Correlations between bone marrow radiation dose and hematologic toxicity in locally advanced cervical cancer patients receiving chemoradiation with cisplatin: a systematic review

Anouk Corbeau, Sander C Kuipers, Stephanie M de Boer, Nanda Horeweg, Mischa S Hoogeman, Jérémy Godart, Remi A Nout, Anouk Corbeau, Sander C Kuipers, Stephanie M de Boer, Nanda Horeweg, Mischa S Hoogeman, Jérémy Godart, Remi A Nout

Abstract

Patients with locally advanced cervical cancer (LACC) treated with chemoradiation often experience hematologic toxicity (HT), as chemoradiation can induce bone marrow (BM) suppression. Studies on the relationship between BM dosimetric parameters and clinically significant HT might provide relevant indices for developing BM sparing (BMS) radiotherapy techniques. This systematic review studied the relationship between BM dose and HT in patients with LACC treated with primary cisplatin-based chemoradiation. A systematic search was conducted in Embase, Medline, and Web of Science. Eligibility criteria were treatment of LACC-patients with cisplatin-based chemoradiation and report of HT or complete blood cell count (CBC). The search identified 1346 papers, which were screened on title and abstract before two reviewers independently evaluated the full-text. 17 articles were included and scored according to a selection of the TRIPOD criteria. The mean TRIPOD score was 12.1 out of 29. Fourteen studies defining BM as the whole pelvic bone contour (PB) detected significant associations with V10 (3/14), V20 (6/14), and V40 (4/11). Recommended cut-off values were V10 > 95-75%, V20 > 80-65%, and V40 > 37-28%. The studies using lower density marrow spaces (PBM) or active bone marrow (ABM) as a proxy for BM only found limited associations with HT. Our study was the first literature review providing an overview of articles evaluating the correlation between BM and HT for patients with LACC undergoing cisplatin-based chemoradiation. There is a scarcity of studies independently validating developed prediction models between BM dose and HT. Future studies may use PB contouring to develop normal tissue complication probability models.

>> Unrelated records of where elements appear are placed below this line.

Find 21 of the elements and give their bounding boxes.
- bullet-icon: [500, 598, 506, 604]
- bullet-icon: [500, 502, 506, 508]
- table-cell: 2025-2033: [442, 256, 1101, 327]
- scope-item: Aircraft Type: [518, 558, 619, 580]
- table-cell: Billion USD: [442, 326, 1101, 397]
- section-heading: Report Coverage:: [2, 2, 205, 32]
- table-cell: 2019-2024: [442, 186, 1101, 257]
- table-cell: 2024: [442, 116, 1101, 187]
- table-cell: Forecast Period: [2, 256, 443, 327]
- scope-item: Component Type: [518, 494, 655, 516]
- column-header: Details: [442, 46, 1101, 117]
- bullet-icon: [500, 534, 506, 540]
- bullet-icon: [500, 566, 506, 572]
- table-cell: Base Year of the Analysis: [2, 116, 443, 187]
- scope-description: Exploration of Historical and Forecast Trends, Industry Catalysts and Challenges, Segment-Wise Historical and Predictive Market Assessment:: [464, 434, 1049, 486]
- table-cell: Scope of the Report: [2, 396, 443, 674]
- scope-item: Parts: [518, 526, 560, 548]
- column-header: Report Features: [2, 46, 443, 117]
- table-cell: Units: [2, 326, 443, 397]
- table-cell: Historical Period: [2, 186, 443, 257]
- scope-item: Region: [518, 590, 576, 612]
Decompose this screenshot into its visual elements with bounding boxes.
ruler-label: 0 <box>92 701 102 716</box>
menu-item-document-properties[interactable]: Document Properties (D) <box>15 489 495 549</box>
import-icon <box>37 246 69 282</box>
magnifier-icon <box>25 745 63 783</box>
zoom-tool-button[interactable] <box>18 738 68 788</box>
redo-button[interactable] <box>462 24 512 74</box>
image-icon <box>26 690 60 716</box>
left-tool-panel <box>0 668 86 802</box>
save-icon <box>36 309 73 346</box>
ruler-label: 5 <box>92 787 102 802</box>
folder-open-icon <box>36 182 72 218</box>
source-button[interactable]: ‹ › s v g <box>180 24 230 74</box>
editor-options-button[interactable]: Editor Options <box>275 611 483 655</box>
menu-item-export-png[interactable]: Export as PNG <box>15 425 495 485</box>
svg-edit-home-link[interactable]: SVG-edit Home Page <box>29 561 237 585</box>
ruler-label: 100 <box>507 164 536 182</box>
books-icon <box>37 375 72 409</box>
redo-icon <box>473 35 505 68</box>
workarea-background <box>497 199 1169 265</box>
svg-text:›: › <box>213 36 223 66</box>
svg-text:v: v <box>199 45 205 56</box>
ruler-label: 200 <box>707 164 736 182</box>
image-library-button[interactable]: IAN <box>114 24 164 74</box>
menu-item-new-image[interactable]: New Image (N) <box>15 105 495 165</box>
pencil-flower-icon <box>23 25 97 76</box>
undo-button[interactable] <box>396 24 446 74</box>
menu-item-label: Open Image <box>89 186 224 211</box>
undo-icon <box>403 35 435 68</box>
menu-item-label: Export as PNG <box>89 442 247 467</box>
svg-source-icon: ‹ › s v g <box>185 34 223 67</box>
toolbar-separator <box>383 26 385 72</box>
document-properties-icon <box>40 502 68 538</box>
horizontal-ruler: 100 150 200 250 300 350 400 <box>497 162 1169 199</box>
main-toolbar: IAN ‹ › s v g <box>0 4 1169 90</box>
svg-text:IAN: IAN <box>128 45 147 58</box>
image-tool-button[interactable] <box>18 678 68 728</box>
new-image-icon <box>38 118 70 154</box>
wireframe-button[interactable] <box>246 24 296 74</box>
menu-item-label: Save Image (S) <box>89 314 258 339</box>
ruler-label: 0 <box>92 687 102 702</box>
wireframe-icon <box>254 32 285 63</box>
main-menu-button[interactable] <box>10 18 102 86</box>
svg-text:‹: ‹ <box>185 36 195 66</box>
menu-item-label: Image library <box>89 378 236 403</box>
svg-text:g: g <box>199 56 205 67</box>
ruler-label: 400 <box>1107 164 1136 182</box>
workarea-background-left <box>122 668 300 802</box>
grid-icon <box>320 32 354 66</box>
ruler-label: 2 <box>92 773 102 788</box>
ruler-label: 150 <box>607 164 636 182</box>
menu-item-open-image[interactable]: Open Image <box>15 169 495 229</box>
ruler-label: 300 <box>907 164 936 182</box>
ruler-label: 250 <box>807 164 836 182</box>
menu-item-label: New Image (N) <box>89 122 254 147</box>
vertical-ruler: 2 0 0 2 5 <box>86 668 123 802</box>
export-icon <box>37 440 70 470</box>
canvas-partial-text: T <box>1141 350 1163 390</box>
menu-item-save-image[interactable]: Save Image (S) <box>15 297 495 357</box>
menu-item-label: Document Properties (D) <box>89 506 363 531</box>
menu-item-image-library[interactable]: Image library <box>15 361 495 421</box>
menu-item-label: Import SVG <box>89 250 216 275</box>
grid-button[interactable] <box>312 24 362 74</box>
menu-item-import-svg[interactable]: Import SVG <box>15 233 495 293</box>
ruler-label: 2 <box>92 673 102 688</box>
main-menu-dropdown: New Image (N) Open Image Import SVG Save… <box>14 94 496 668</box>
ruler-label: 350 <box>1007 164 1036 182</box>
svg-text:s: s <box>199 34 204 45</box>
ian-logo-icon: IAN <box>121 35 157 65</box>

Keywords: Bone marrow; Chemoradiotherapy; Dose-response relationship; Hematologic toxicity; Proton therapy; Radiation; Uterine cervical neoplasms.

Conflict of interest statement

Conflicts of interest Erasmus MC Radiotherapy has research agreements with Accuray and Elekta. NH reports to have received research grants from the Dutch Cancer Society and Varian. MH reports to have received research grants from Varian Medical Systems and clinical advisory membership of Accuracy. RN reports to have received research grants outside the submitted work from Dutch Cancer Society, Dutch Research Council, Elekta, Varian Medical Systems, and Accuracy. The other authors have declared no conflicts of interest.